The winger endured a difficult spell in East Yorkshire, hampered by injury
Robert Snodgrass admits he looks back on his Hull City career with fondness, as the Glasgow-born winger reflects on an injury-hit time in East Yorkshire.
City, under Steve Bruce, paid around £6m to sign the Scotland international from Norwich City in June 2014, but he suffered a serious knee injury shortly after moving to the KC Stadium, as it was then.
Snodgrass would go on and play 21 times in the Premier League for City and make 56 appearances in total with 14 goals and 10 assists to his name, before he ended up moving to West Ham United just under three years later.
“It was kind of up and down where I did well in a Hull City shirt, I scored goals, I won a promotion with them, but I was out for 18 months with a long injury,” he told Boylesports.

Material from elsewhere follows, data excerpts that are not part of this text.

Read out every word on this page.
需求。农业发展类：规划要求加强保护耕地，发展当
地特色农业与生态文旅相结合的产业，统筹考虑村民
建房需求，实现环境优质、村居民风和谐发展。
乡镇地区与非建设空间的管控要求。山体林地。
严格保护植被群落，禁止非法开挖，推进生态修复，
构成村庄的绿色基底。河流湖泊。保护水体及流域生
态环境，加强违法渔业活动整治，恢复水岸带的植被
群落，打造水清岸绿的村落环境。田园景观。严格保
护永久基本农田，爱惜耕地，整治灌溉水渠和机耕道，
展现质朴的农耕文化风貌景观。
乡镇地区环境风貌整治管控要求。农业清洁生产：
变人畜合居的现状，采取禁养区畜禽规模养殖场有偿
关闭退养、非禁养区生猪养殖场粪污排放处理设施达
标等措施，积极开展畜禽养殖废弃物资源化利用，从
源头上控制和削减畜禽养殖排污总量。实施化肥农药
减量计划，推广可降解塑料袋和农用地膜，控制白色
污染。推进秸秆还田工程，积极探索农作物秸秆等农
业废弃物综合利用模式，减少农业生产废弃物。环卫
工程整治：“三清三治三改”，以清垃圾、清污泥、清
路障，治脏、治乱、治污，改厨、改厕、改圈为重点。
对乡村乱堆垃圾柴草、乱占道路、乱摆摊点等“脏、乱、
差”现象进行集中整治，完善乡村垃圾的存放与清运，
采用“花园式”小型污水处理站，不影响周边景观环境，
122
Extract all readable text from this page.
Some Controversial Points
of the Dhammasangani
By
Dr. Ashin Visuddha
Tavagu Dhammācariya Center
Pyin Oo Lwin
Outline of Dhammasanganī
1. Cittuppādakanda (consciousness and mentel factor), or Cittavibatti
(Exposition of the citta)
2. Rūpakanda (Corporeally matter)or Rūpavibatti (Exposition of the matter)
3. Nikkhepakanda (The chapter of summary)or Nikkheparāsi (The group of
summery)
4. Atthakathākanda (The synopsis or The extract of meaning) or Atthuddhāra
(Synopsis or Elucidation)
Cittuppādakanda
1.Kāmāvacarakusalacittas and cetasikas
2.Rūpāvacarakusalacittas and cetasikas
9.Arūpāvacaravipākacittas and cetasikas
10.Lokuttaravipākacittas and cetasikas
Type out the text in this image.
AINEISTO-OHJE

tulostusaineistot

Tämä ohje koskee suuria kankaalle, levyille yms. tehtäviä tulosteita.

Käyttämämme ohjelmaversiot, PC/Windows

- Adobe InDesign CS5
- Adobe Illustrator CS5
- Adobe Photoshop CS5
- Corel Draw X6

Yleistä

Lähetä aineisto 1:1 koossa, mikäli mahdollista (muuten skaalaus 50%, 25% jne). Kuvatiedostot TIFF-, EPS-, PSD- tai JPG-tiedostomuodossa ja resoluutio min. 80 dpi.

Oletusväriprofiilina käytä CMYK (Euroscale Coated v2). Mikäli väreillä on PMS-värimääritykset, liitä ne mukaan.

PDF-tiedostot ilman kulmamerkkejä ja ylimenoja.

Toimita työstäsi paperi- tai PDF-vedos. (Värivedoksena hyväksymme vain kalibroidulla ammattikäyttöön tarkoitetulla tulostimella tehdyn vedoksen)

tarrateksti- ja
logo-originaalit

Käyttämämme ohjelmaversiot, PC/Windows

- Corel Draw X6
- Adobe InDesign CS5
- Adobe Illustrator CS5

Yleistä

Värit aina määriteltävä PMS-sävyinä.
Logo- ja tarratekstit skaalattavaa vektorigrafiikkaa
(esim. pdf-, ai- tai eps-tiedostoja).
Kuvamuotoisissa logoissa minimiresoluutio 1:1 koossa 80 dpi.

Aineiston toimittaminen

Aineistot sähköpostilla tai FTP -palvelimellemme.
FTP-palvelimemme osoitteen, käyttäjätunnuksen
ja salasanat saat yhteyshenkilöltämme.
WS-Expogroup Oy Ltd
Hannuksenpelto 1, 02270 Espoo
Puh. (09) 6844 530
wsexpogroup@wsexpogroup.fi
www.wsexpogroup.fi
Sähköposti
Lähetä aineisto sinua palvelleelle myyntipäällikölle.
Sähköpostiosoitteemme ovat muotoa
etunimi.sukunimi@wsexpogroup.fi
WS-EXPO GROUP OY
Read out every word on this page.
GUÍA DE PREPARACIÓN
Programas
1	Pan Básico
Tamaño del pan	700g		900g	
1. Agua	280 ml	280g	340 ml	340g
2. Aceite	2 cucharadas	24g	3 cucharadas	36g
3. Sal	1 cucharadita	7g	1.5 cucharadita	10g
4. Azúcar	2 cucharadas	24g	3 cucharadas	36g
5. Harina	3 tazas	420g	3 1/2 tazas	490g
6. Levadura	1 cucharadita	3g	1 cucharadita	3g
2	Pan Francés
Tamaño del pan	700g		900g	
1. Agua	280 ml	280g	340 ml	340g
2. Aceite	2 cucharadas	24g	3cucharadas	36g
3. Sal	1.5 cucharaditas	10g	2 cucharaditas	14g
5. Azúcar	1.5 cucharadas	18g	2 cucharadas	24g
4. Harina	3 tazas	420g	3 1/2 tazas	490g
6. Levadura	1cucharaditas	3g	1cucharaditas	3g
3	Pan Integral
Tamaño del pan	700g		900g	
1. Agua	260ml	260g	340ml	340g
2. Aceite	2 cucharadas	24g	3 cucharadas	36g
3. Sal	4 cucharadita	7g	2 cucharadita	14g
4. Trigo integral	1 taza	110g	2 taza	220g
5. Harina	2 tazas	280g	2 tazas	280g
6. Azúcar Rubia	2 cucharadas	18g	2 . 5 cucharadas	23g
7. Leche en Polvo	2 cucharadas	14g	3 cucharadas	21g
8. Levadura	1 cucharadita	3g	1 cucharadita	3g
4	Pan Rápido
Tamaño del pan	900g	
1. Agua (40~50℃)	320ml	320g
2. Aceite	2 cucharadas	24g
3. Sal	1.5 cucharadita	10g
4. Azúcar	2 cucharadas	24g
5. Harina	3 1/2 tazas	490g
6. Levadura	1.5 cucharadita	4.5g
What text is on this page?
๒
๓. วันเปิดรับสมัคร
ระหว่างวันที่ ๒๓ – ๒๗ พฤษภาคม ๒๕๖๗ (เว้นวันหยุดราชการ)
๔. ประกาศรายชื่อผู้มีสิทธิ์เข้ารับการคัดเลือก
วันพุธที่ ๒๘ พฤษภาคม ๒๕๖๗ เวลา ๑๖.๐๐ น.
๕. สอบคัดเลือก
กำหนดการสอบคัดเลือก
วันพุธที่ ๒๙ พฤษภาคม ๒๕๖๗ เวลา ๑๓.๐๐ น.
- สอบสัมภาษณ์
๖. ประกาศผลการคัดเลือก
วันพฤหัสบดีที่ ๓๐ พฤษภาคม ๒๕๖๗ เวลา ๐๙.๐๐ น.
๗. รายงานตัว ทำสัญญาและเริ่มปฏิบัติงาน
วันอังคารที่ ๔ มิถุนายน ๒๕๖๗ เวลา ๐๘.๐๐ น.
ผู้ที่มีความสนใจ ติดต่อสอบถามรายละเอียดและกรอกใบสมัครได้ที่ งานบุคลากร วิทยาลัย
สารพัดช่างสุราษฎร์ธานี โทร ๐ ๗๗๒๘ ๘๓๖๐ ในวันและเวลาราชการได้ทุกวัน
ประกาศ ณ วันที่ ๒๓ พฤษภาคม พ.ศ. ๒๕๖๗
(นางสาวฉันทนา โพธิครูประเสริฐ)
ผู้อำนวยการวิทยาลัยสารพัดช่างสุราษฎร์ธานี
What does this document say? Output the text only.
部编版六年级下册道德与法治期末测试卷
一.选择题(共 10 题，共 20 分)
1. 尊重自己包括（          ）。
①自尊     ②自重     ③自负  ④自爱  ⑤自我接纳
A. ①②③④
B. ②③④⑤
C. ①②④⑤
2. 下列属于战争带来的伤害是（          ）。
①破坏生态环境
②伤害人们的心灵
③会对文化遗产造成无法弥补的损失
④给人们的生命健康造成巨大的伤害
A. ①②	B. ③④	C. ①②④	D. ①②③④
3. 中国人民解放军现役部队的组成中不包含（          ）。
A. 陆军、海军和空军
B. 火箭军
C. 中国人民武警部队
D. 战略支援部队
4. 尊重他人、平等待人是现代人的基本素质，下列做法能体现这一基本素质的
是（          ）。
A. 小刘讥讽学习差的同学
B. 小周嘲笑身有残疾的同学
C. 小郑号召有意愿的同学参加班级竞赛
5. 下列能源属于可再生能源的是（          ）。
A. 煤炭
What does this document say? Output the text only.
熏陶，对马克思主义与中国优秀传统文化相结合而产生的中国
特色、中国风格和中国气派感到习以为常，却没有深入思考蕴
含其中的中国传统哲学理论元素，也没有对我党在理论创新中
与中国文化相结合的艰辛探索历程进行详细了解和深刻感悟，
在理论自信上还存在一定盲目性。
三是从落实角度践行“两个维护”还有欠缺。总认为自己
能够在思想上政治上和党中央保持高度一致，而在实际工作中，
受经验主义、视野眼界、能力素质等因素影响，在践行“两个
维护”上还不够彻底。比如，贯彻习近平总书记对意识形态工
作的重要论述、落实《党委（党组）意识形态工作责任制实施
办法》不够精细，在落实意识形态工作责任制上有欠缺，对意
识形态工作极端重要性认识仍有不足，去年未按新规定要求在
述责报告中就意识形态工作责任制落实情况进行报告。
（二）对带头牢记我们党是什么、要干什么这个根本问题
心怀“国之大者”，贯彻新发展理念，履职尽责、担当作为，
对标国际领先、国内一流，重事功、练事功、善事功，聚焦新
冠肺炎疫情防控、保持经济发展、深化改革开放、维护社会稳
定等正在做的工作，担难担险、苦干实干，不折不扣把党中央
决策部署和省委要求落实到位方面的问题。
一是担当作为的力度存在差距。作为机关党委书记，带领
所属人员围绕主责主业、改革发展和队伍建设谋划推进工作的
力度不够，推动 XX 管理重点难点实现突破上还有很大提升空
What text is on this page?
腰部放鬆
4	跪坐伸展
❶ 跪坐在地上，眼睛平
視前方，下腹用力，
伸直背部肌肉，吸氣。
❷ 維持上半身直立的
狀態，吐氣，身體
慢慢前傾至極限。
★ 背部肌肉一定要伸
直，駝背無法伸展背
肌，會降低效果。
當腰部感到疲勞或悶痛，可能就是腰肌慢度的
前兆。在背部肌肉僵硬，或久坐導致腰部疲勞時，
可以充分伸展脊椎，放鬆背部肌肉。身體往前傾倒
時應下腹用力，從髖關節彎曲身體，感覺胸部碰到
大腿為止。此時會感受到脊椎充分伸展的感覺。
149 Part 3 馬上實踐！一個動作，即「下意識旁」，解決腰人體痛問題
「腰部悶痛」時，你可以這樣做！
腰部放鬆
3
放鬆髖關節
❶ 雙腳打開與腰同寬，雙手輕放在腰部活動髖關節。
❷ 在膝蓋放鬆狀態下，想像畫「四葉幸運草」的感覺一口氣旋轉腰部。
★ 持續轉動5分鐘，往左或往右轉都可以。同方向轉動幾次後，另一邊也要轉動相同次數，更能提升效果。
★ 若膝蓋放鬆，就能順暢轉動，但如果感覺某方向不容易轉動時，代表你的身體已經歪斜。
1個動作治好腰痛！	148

“I got told that I would probably never play football again at any sort of level. So to come back and win a promotion with them at Wembley was special.
“Then, to do well in the Premier League, I scored seven, eight goals by January. While I look at that from a personal point of view, it felt as if I was doing everything to try to pay the club back.
“You look back and have fond memories, I had some great ones with them and the support and the help that I was given to get back on the pitch by the physio team.
“I still speak to a lot of those guys behind the scenes at Hull City, they’re all still there. I still have a great relationship with everybody at all the clubs I’ve been to.
“I just wanted to be remembered as the guy who probably was a good teammate first and foremost, which was big for me and someone who honoured the traditions of the badge and tried to give everything. Whether that was good enough or not, I don’t know.”